I will gladly put up with all of it if my presence as an escort helps even one patient feel safer, and I know it does.

Being a clinic escort can be stressful, and I always have my phone in hand to snap pictures in case anything happens, but I mostly try not to engage with the protesters. However, escorts sometimes can’t help but laugh; an old man once stood at the street corner and proclaimed to anyone who listened that we escorts were there for profit — to the tune of earning 50 cents an hour.

To lighten the mood, we usually have upbeat music playing, which gives us something to listen to besides the droning of prayer and threats of eternal damnation.

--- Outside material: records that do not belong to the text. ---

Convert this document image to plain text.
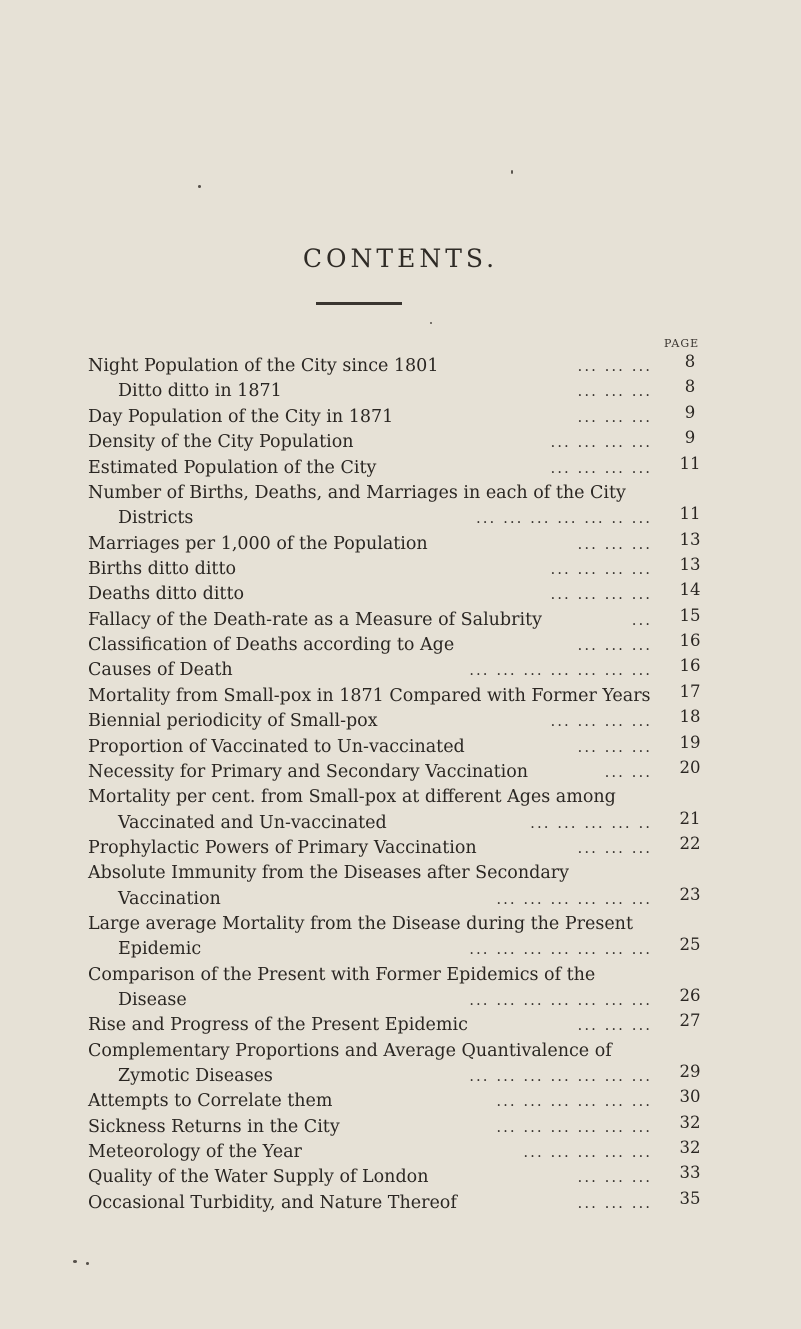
CONTENTS.
PAGE
Night Population of the City since 1801	... ... ...	8
Ditto ditto in 1871	... ... ...	8
Day Population of the City in 1871	... ... ...	9
Density of the City Population	... ... ... ...	9
Estimated Population of the City	... ... ... ...	11
Number of Births, Deaths, and Marriages in each of the City
Districts	... ... ... ... ... .. ...	11
Marriages per 1,000 of the Population	... ... ...	13
Births ditto ditto	... ... ... ...	13
Deaths ditto ditto	... ... ... ...	14
Fallacy of the Death-rate as a Measure of Salubrity	...	15
Classification of Deaths according to Age	... ... ...	16
Causes of Death	... ... ... ... ... ... ...	16
Mortality from Small-pox in 1871 Compared with Former Years	17
Biennial periodicity of Small-pox	... ... ... ...	18
Proportion of Vaccinated to Un-vaccinated	... ... ...	19
Necessity for Primary and Secondary Vaccination	... ...	20
Mortality per cent. from Small-pox at different Ages among
Vaccinated and Un-vaccinated	... ... ... ... ..	21
Prophylactic Powers of Primary Vaccination	... ... ...	22
Absolute Immunity from the Diseases after Secondary
Vaccination	... ... ... ... ... ...	23
Large average Mortality from the Disease during the Present
Epidemic	... ... ... ... ... ... ...	25
Comparison of the Present with Former Epidemics of the
Disease	... ... ... ... ... ... ...	26
Rise and Progress of the Present Epidemic	... ... ...	27
Complementary Proportions and Average Quantivalence of
Zymotic Diseases	... ... ... ... ... ... ...	29
Attempts to Correlate them	... ... ... ... ... ...	30
Sickness Returns in the City	... ... ... ... ... ...	32
Meteorology of the Year	... ... ... ... ...	32
Quality of the Water Supply of London	... ... ...	33
Occasional Turbidity, and Nature Thereof	... ... ...	35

According to one persistent protester, we’re going to be escorted to hell by the angels of all the babies we’ve helped kill.

I will gladly put up with all of it if my presence as an escort helps even one patient feel safer, and I know it does.

On Halloween, 40 Days for Life came to an end, but already the protesters have gotten bolder about trespassing and blocking the sidewalk. The supposedly peaceful campaign inspired much more than just prayers and fasting — it’s become an excuse to shame and harass patients. I don’t know if this will be the new normal at Whole Woman’s McAllen, but I’ll be here no matter what, wearing my hot pink vest and amassing an ever-growing collection of anti-abortion paraphernalia.